CHP'DE BLOK RUHU TEKRAR HORTLADI

Son günlerde Cumhurbaşkanı Erdoğan'ın erken seçim kararı almasının ardından blok ruhunun hortladığını savunan Davutoğlu, "Tekrar bizim kabineye yani anayasal zorunluluk olarak bana görev tevdi edilmesinden sonra kuracağımız kabineye bakan vermeyeceklerini söylediler. Öylesine bir dille söylediler ki bütün o istikşafi görüşmelerdeki barışçıl uzlaşmacı dili terk ettikleri kanaatine kapıldık. 'Telefonları kapatırız' dediler, 'sakın ha bizi aramayın hiçbir şekilde konuşmayız' dediler. 'Bunu yapanlar ahlaksız teklife evet demiş olur' dediler. Bir taraftan kendi milletvekillerine baskı yaptılar. Bir taraftan bize baskı yapmaya çalıştılar. Halbuki biz ne kapımızı kapattık, ne telefonlarımızı kapattık, ne de gönlümüzü kapattık." dedi.
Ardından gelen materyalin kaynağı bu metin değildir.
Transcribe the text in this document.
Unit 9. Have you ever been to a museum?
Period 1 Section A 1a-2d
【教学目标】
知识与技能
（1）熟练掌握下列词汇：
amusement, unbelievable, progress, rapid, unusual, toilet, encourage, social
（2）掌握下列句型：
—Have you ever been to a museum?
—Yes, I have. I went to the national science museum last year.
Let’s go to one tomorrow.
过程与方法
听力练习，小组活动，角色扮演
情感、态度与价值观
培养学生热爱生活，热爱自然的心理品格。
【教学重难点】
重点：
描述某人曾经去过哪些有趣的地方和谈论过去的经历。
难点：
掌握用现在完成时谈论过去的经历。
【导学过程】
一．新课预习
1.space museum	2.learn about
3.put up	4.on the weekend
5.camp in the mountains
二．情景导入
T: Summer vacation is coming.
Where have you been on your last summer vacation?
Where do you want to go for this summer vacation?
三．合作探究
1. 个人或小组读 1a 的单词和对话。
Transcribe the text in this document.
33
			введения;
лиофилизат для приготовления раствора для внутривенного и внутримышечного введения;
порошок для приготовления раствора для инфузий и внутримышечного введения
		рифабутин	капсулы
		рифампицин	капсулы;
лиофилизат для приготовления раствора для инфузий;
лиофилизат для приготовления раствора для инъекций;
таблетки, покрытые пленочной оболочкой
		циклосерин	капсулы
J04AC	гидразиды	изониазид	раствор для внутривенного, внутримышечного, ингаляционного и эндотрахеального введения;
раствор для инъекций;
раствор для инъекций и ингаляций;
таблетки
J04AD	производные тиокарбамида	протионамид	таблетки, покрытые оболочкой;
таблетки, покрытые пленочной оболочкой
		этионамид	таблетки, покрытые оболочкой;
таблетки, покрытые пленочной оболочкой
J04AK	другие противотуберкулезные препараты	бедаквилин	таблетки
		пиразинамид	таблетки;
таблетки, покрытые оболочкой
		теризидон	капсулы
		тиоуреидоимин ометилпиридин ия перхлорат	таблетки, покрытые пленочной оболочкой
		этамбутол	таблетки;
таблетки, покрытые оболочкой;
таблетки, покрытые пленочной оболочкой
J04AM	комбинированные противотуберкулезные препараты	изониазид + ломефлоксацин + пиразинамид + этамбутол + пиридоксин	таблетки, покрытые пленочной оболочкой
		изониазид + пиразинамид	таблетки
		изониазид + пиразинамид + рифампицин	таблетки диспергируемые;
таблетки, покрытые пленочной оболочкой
'E NE İSTİYORSUN MÜBAREK?'

Bugünkü hükümet yapısına AK Parti'nin iradesiyle ve AK Parti'nin zorlamasıyla, dayatmasıyla gelinmediğini savunan Davutoğlu, "Bu telefonlarını kapılarını gönüllerini kapatanların dayatmasıyla gelindi. MHP… Bu sefer en başından belirlediği politikayı Sayın Bahçeli değişik söylemlerle sürdürdü. Terörle mücadele gibi milletin bekasının söz konusu olduğu bir ortamda, Türkiye'yi hükümetsiz bırakmak için her türlü çabayı gösterdi. İstedi ki terörle mücadele sürerken Ankara'da da siyasi bir kriz olsun, daha çok şehit cenazesi üzerinden daha fazla siyasi rant elde edilsin. Bu kendisinin de ait olduğu siyasi harekete yakışmayan bir tavırdı. Kendisiyle son görüşmemizde, açık ve net bir şekilde, tekrar söylüyorum ki hiç kimse farklı bir yere çekmesin, bugün sayın Türkeş'e saldıranlar, iftira edenler, hakaret edenler, onu devlet adamlığı ahlakı karşısında onu neredeyse manevi bir lince maruz bırakanlar, Sayın Bahçeli'yle görüşmemizde geri kalan dört opsiyona da birer birer 'hayır' dediğini unutmasınlar. Daha konuşmanın başında terörle mücadele ile ilgili bilgi verdikten sonra döndü dedi ki 'bizim dört şartımız sebebiyle sizin bunları kabul etmeniz mümkün olmadığı için' yani görüşme sonrasında mümkün olmaması değil, en başından kendisi böyle geldiği için, 'sizinle koalisyon kurmayız, sizinle seçim hükümeti kurmayız, sizin azınlık hükümetinize destek vermeyiz. Siz eğer erken seçim için gelirseniz Meclis'e buna da oy vermeyiz' dedi. E ne istiyorsun mübarek? Ne istiyorsun Allah aşkına? Mehmetçik dağda bayırda teröre karşı mücadele verirken, sen Ankara'da 'hayır hayır hayır' diyorsun. Ve sadece o mücadelenin rantı üzerinden bizi de HDP ile hükümete zorlayarak bunun üzerinden prim toplamaya çalışıyorsun. Millet bunu görmez mi? Allah bunu reva görür mü? Görmedi işte. Kem niyetle yola çıkanların kemali olmaz. Kem niyetle yola çıktılar. Biz ise iyi niyetle yolumuza devam ettik." ifadelerini kullandı.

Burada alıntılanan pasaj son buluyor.